Gegen dieses Urteil hat wieder nur die Beklagte Berufung erhoben, der das Berufungsgericht nicht Folge gegeben hat.
Gegen das Urteil des Berufungsgerichtes richtet sich die Revision der Beklagten. Sie macht die Revisionsgrunde nach § 503 Z. 2 und 4 ZPO. geltend und beantragt, das angefochtene Urteil entweder aufzuheben und die Sache an eines der Untergerichte zurückzuverweisen oder es dahin abzuändern, daß auch das restliche Klagebegehren von 16.460 S abgewiesen werde.
Der Oberste Gerichtshof gab der Revision der beklagten Partei nicht Folge.
Rechtliche Beurteilung
Aus den Entscheidungsgründen:
Die Revision ist nicht gerechtfertigt.
Die Beklagte wendet sich gegen die rechtliche Beurteilung der Sache nach § 1435 ABGB. Sie ist der Meinung, daß das Berufungsgericht ein Verlöbnis zwischen ihr und dem Kläger annehmen und die Sache nach den §§ 46, 1247 ABGB. beurteilen hätte müssen.
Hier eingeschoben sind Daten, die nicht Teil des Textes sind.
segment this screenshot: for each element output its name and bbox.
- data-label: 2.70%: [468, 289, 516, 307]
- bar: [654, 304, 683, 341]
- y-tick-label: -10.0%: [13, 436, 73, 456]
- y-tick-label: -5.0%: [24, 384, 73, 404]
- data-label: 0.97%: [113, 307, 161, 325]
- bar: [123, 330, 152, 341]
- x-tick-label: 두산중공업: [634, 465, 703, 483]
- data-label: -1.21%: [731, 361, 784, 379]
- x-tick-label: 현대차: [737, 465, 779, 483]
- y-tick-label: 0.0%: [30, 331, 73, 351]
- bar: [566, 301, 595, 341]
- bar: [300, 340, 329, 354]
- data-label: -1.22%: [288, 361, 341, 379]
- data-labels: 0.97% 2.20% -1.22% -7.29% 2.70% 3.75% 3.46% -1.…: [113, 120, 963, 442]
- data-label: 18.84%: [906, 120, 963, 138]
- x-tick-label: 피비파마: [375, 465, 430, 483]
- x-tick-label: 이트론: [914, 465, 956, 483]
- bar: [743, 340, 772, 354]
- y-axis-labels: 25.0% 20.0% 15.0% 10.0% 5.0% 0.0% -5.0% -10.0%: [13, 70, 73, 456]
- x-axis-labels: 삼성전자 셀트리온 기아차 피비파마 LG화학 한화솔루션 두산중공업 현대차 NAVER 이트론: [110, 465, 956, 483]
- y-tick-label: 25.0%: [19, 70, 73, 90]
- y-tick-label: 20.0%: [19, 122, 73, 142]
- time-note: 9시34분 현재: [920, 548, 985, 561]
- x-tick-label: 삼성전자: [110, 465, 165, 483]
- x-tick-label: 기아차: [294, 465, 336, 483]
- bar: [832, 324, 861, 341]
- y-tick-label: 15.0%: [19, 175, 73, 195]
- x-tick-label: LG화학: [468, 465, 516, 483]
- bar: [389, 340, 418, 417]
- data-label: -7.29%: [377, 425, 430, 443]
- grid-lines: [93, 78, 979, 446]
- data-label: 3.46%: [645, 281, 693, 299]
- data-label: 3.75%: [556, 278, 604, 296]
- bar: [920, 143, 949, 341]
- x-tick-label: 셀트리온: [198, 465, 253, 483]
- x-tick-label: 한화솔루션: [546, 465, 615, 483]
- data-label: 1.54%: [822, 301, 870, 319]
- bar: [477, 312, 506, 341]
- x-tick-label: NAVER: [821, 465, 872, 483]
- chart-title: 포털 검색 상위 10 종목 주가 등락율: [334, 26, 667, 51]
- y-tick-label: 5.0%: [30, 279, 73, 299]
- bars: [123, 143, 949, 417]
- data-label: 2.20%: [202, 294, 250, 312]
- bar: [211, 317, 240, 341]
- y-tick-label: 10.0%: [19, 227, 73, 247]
Es wäre daher zu prüfen gewesen, aus wessen Verschulden die Heirat nicht zustandegekommen sei. Zu einer eventuellen Beurteilung der Sache als Geschäftsführung ohne Auftrag nach § 1037 ABGB. fehlten die nötigen Feststellungen. Soweit nicht festgestellt worden sei, ob ein gegenseitiges Eheversprechen gegeben worden sei und welchen Teil das Verschulden an der Vereitlung der Eheabsicht treffe, seien auch Verfahrensmängel gegeben.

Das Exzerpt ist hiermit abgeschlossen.